Claude 4 is out and it's a leap: first impressions after a week of testing
Anthropic did it again. Claude 4 is out, and after a week of intensive testing I can say: this is a generational leap, not an incremental update.
What's new
Opus 4: that smart colleague who never sleeps
Claude Opus 4 is the most powerful model I've ever used. And I've tried everything — GPT-5, Gemini 2 Pro, Llama 3, DeepSeek. Opus 4 is just on another level.
Where I see it most:
- Code. Opus 4 understands whole systems, not just functions. Tell him "refactor authentication" and he'll grasp the flow across 15 files.
- Reasoning. Extended thinking in Opus 4 is on another level. Watching him think through an architectural problem is like reading a senior engineer's mind.
- Context. 200k tokens, but now with even better retrieval. I had him analyze a whole monorepo (~150 files) and he answered precisely.
Sonnet 4: the performance/price ratio that makes sense
Sonnet 4 is what you'll use 90% of the time. It's faster than Opus, cheaper, and sufficient for most tasks. Anthropic did great work here — Sonnet 4 is better than Opus 3 on benchmarks, at a fraction of the price.

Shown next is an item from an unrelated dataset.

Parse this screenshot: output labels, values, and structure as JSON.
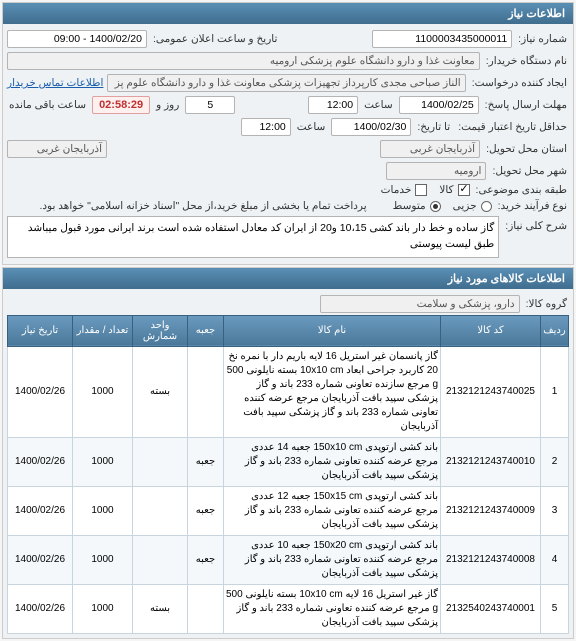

My rule: Sonnet for everything. Opus when I need deep reasoning or I'm working with a large context.
Haiku 4.5: speed demon
Haiku is for real-time applications — chatbots, classification, simple extractions. Latency under 200ms. For most API use cases, Haiku is more than enough.
My test: a real project
I took a medium-sized Next.js project (~80 files) and gave Opus 4 the task: "Go through the whole project, find performance bottlenecks, and suggest solutions."
Result:
- Identified an N+1 query in Server Components (he was right)

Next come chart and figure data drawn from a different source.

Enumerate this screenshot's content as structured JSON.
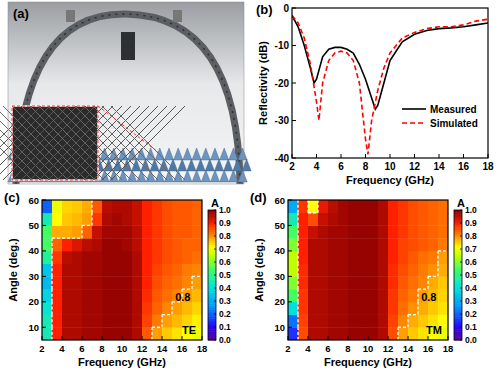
{
  "chart_data": [
    {
      "type": "image",
      "panel": "(a)"
    },
    {
      "type": "line",
      "panel": "(b)",
      "x_label": "Frequency (GHz)",
      "y_label": "Reflectivity (dB)",
      "xlim": [
        2,
        18
      ],
      "xticks": [
        2,
        4,
        6,
        8,
        10,
        12,
        14,
        16,
        18
      ],
      "ylim": [
        -40,
        0
      ],
      "yticks": [
        0,
        -10,
        -20,
        -30,
        -40
      ],
      "legend": "center right",
      "series": [
        {
          "name": "Measured",
          "color": "#000000",
          "line_style": "solid",
          "x": [
            2,
            2.5,
            3,
            3.5,
            3.8,
            4,
            4.5,
            5,
            5.5,
            6,
            6.5,
            7,
            7.5,
            8,
            8.5,
            8.8,
            9,
            9.5,
            10,
            11,
            12,
            13,
            14,
            15,
            16,
            17,
            18
          ],
          "values": [
            -2,
            -5,
            -10,
            -16,
            -20,
            -19,
            -13,
            -11,
            -10.5,
            -10.5,
            -11,
            -12,
            -15,
            -19,
            -24,
            -27,
            -26,
            -20,
            -14,
            -9,
            -7,
            -6,
            -5.5,
            -5.3,
            -5,
            -4.5,
            -4
          ]
        },
        {
          "name": "Simulated",
          "color": "#ff0000",
          "line_style": "dashed",
          "x": [
            2,
            2.5,
            3,
            3.5,
            4,
            4.2,
            4.5,
            5,
            5.5,
            6,
            6.5,
            7,
            7.5,
            8,
            8.2,
            8.5,
            9,
            9.5,
            10,
            11,
            12,
            13,
            14,
            15,
            16,
            17,
            18
          ],
          "values": [
            -2,
            -4,
            -8,
            -15,
            -25,
            -30,
            -20,
            -14,
            -12,
            -11.5,
            -12,
            -14,
            -20,
            -35,
            -39,
            -30,
            -22,
            -16,
            -12,
            -8,
            -6.5,
            -5.5,
            -5,
            -5,
            -4.5,
            -3.5,
            -3
          ]
        }
      ]
    },
    {
      "type": "heatmap",
      "panel": "(c)",
      "annotation": "TE",
      "contour_level": 0.8,
      "x_label": "Frequency (GHz)",
      "y_label": "Angle (deg.)",
      "xlim": [
        2,
        18
      ],
      "xticks": [
        2,
        4,
        6,
        8,
        10,
        12,
        14,
        16,
        18
      ],
      "ylim": [
        5,
        60
      ],
      "yticks": [
        10,
        20,
        30,
        40,
        50,
        60
      ],
      "x_bins": [
        2,
        3,
        4,
        5,
        6,
        7,
        8,
        9,
        10,
        11,
        12,
        13,
        14,
        15,
        16,
        17,
        18
      ],
      "y_bins": [
        5,
        10,
        15,
        20,
        25,
        30,
        35,
        40,
        45,
        50,
        55,
        60
      ],
      "cells": [
        [
          0.45,
          0.9,
          0.97,
          0.97,
          0.98,
          0.98,
          0.99,
          0.99,
          0.99,
          0.97,
          0.85,
          0.79,
          0.76,
          0.74,
          0.72,
          0.7
        ],
        [
          0.45,
          0.9,
          0.97,
          0.97,
          0.98,
          0.98,
          0.99,
          0.99,
          0.99,
          0.97,
          0.87,
          0.82,
          0.79,
          0.77,
          0.75,
          0.73
        ],
        [
          0.42,
          0.9,
          0.97,
          0.97,
          0.98,
          0.98,
          0.99,
          0.99,
          0.99,
          0.97,
          0.88,
          0.84,
          0.81,
          0.79,
          0.77,
          0.75
        ],
        [
          0.38,
          0.9,
          0.97,
          0.97,
          0.98,
          0.98,
          0.99,
          0.99,
          0.99,
          0.97,
          0.89,
          0.85,
          0.83,
          0.81,
          0.79,
          0.77
        ],
        [
          0.33,
          0.9,
          0.97,
          0.97,
          0.98,
          0.98,
          0.99,
          0.99,
          0.99,
          0.97,
          0.9,
          0.86,
          0.84,
          0.83,
          0.81,
          0.79
        ],
        [
          0.35,
          0.9,
          0.97,
          0.97,
          0.98,
          0.98,
          0.99,
          0.99,
          0.99,
          0.97,
          0.9,
          0.87,
          0.85,
          0.84,
          0.82,
          0.81
        ],
        [
          0.48,
          0.88,
          0.96,
          0.97,
          0.98,
          0.98,
          0.99,
          0.99,
          0.99,
          0.97,
          0.9,
          0.88,
          0.86,
          0.85,
          0.84,
          0.83
        ],
        [
          0.55,
          0.84,
          0.9,
          0.93,
          0.96,
          0.97,
          0.99,
          0.99,
          0.98,
          0.96,
          0.9,
          0.88,
          0.86,
          0.85,
          0.84,
          0.84
        ],
        [
          0.55,
          0.78,
          0.78,
          0.79,
          0.84,
          0.95,
          0.98,
          0.98,
          0.98,
          0.96,
          0.9,
          0.88,
          0.86,
          0.85,
          0.85,
          0.84
        ],
        [
          0.45,
          0.72,
          0.76,
          0.77,
          0.79,
          0.88,
          0.97,
          0.98,
          0.97,
          0.95,
          0.9,
          0.88,
          0.86,
          0.85,
          0.85,
          0.84
        ],
        [
          0.2,
          0.7,
          0.75,
          0.76,
          0.78,
          0.85,
          0.96,
          0.97,
          0.97,
          0.95,
          0.9,
          0.88,
          0.86,
          0.85,
          0.85,
          0.84
        ]
      ],
      "colorbar": {
        "label": "A",
        "range": [
          0,
          1
        ],
        "ticks": [
          {
            "value": 0,
            "label": "0.0"
          },
          {
            "value": 0.1,
            "label": "0.1"
          },
          {
            "value": 0.2,
            "label": "0.2"
          },
          {
            "value": 0.3,
            "label": "0.3"
          },
          {
            "value": 0.4,
            "label": "0.4"
          },
          {
            "value": 0.5,
            "label": "0.5"
          },
          {
            "value": 0.6,
            "label": "0.6"
          },
          {
            "value": 0.7,
            "label": "0.7"
          },
          {
            "value": 0.8,
            "label": "0.8"
          },
          {
            "value": 0.9,
            "label": "0.9"
          },
          {
            "value": 1,
            "label": "1.0"
          }
        ]
      }
    },
    {
      "type": "heatmap",
      "panel": "(d)",
      "annotation": "TM",
      "contour_level": 0.8,
      "x_label": "Frequency (GHz)",
      "y_label": "Angle (deg.)",
      "xlim": [
        2,
        18
      ],
      "xticks": [
        2,
        4,
        6,
        8,
        10,
        12,
        14,
        16,
        18
      ],
      "ylim": [
        5,
        60
      ],
      "yticks": [
        10,
        20,
        30,
        40,
        50,
        60
      ],
      "x_bins": [
        2,
        3,
        4,
        5,
        6,
        7,
        8,
        9,
        10,
        11,
        12,
        13,
        14,
        15,
        16,
        17,
        18
      ],
      "y_bins": [
        5,
        10,
        15,
        20,
        25,
        30,
        35,
        40,
        45,
        50,
        55,
        60
      ],
      "cells": [
        [
          0.15,
          0.86,
          0.97,
          0.97,
          0.98,
          0.98,
          0.99,
          0.99,
          0.99,
          0.97,
          0.86,
          0.79,
          0.76,
          0.74,
          0.72,
          0.7
        ],
        [
          0.22,
          0.87,
          0.97,
          0.97,
          0.98,
          0.98,
          0.99,
          0.99,
          0.99,
          0.97,
          0.87,
          0.81,
          0.78,
          0.76,
          0.74,
          0.72
        ],
        [
          0.4,
          0.88,
          0.97,
          0.97,
          0.98,
          0.98,
          0.99,
          0.99,
          0.99,
          0.97,
          0.88,
          0.83,
          0.8,
          0.78,
          0.76,
          0.74
        ],
        [
          0.55,
          0.88,
          0.97,
          0.97,
          0.98,
          0.98,
          0.99,
          0.99,
          0.99,
          0.97,
          0.88,
          0.84,
          0.82,
          0.79,
          0.77,
          0.75
        ],
        [
          0.6,
          0.89,
          0.97,
          0.97,
          0.98,
          0.98,
          0.99,
          0.99,
          0.99,
          0.97,
          0.89,
          0.85,
          0.83,
          0.81,
          0.78,
          0.76
        ],
        [
          0.65,
          0.89,
          0.97,
          0.97,
          0.98,
          0.98,
          0.99,
          0.99,
          0.99,
          0.97,
          0.89,
          0.86,
          0.84,
          0.82,
          0.8,
          0.78
        ],
        [
          0.65,
          0.9,
          0.97,
          0.97,
          0.98,
          0.98,
          0.99,
          0.99,
          0.99,
          0.97,
          0.9,
          0.87,
          0.85,
          0.83,
          0.82,
          0.79
        ],
        [
          0.6,
          0.9,
          0.97,
          0.97,
          0.98,
          0.98,
          0.99,
          0.99,
          0.99,
          0.97,
          0.9,
          0.87,
          0.86,
          0.85,
          0.84,
          0.82
        ],
        [
          0.55,
          0.9,
          0.95,
          0.97,
          0.98,
          0.98,
          0.99,
          0.99,
          0.99,
          0.97,
          0.9,
          0.88,
          0.86,
          0.85,
          0.84,
          0.83
        ],
        [
          0.45,
          0.9,
          0.86,
          0.95,
          0.97,
          0.98,
          0.99,
          0.99,
          0.99,
          0.97,
          0.9,
          0.88,
          0.86,
          0.85,
          0.84,
          0.83
        ],
        [
          0.3,
          0.88,
          0.72,
          0.92,
          0.96,
          0.98,
          0.99,
          0.99,
          0.99,
          0.97,
          0.9,
          0.88,
          0.86,
          0.85,
          0.84,
          0.83
        ]
      ],
      "colorbar": {
        "label": "A",
        "range": [
          0,
          1
        ],
        "ticks": [
          {
            "value": 0,
            "label": "0.0"
          },
          {
            "value": 0.1,
            "label": "0.1"
          },
          {
            "value": 0.2,
            "label": "0.2"
          },
          {
            "value": 0.3,
            "label": "0.3"
          },
          {
            "value": 0.4,
            "label": "0.4"
          },
          {
            "value": 0.5,
            "label": "0.5"
          },
          {
            "value": 0.6,
            "label": "0.6"
          },
          {
            "value": 0.7,
            "label": "0.7"
          },
          {
            "value": 0.8,
            "label": "0.8"
          },
          {
            "value": 0.9,
            "label": "0.9"
          },
          {
            "value": 1,
            "label": "1.0"
          }
        ]
      }
    }
  ]
}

- Suggested moving data into a
use cachecomponent withcacheTag(correct Next.js 15 pattern) - Found unnecessary re-renders in a client component (he was right)

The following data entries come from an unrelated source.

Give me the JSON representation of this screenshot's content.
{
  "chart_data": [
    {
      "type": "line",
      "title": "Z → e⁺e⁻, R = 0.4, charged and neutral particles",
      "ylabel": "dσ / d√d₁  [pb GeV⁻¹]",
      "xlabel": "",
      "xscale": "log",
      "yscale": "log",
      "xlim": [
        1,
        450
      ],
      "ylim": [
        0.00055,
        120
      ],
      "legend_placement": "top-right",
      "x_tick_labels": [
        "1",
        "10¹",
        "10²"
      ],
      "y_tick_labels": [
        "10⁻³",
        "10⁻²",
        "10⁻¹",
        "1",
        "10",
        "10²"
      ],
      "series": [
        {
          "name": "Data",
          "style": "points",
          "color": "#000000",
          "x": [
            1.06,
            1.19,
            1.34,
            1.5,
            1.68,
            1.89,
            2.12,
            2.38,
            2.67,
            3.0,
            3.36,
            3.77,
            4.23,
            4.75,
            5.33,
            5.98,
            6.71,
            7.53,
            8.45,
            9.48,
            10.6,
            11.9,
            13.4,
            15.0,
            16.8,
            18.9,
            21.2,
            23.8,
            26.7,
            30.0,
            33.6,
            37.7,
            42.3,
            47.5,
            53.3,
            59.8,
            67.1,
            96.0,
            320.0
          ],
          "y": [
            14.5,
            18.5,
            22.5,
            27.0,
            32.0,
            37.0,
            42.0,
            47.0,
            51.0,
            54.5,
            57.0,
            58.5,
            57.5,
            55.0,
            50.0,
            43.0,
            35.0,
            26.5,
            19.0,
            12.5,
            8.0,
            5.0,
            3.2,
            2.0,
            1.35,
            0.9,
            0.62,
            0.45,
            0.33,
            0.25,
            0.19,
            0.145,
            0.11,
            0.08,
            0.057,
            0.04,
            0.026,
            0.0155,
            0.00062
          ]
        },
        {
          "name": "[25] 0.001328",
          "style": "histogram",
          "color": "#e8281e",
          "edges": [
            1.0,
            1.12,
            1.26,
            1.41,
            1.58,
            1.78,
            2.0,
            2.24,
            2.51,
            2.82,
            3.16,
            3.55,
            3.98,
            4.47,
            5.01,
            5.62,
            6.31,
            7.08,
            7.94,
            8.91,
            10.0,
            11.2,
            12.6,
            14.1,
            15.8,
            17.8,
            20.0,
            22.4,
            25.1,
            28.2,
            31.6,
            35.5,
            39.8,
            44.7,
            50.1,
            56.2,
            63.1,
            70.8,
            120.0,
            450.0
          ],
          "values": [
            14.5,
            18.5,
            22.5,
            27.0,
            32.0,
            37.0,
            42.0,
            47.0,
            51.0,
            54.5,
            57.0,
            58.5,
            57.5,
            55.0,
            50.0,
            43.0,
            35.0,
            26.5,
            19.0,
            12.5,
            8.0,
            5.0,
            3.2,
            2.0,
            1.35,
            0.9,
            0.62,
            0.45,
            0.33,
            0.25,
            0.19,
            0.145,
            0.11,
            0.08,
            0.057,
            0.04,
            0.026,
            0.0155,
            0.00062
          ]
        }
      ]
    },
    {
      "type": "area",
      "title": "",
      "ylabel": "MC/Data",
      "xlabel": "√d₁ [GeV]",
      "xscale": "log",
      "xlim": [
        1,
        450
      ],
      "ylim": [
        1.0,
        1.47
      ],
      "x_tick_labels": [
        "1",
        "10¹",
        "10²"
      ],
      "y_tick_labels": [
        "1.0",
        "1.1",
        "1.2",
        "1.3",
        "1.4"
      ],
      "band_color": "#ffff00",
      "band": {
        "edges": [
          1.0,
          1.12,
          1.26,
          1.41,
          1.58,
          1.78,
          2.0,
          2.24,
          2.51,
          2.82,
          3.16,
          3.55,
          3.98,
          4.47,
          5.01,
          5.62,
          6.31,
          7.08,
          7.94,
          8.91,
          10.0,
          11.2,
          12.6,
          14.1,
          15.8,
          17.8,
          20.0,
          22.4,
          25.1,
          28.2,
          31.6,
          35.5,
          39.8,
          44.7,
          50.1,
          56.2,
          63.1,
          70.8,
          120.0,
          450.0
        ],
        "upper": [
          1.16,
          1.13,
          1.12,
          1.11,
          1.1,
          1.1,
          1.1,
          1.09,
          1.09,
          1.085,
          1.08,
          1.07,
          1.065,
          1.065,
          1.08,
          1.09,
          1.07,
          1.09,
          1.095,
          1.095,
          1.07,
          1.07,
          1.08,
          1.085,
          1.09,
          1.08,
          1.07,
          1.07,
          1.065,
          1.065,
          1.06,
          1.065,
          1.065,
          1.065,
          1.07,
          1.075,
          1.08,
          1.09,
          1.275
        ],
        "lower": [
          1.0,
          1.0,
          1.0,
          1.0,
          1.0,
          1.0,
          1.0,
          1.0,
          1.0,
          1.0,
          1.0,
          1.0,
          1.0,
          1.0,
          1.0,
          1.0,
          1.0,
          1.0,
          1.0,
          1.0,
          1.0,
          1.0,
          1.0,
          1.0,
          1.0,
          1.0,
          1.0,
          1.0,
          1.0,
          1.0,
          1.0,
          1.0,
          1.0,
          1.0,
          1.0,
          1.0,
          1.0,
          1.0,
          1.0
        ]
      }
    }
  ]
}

- Recommended lazy loading for a heavy library (correct)
- One false positive — flagged something as a problem that was intentional
Score: 4 out of 5 valid findings. In 30 seconds. A manual review would have taken me an hour.
Comparison with GPT-5
I have to be fair — GPT-5 is also an excellent model. Here's my honest comparison:
| Area | Claude Opus 4 | GPT-5 | |--------|--------------|-------| | Code and architecture | Better | Very good | | Long context | Significantly better | Good, but quality drops | | Creative writing | Good | Better | | Instruction following | Excellent | Very good | | Multimodality | Text + images | Text + images + audio + video | | Hallucinations | Lowest | Low | | Price (Sonnet vs GPT-5 mini) | Comparable | Comparable |
My verdict: For programming and analytical tasks → Claude. For creative and multimodal tasks → GPT. For the price sweet spot → both have great mid-tier models.
What surprised me
Constitutional AI v4 is noticeable. Claude 4 is less "cautious" than three. Anthropic clearly worked to make the model helpful without unnecessary gatekeeping. I can finally discuss security topics normally.
Tool use is production-ready. Structured function calling is reliable and consistent. I'm building an API endpoint with it that parses documents, and it works beautifully.
Czech is surprisingly good. Claude 4 generates more natural text in Czech than three did. Fewer anglicisms, better declensions. Still not perfect, but the progress is visible.
Price
| Model | Input (1M tokens) | Output (1M tokens) | |-------|-------------------|---------------------| | Opus 4 | $15 | $75 | | Sonnet 4 | $3 | $15 | | Haiku 4.5 | $0.25 | $1.25 |
Opus is expensive, but for what it can do, it's worth it. Sonnet covers 90% of needs at a reasonable price.
Conclusion
Claude 4 confirms that Anthropic is serious. They're not just "the safety guys" — they build top-tier models that I actually use every day.
If you're on Claude 3 — upgrade. If you're on GPT — try Sonnet 4 for a week. At minimum, you'll have a comparison.
And if you've never used AI... well, there won't be a better time to start.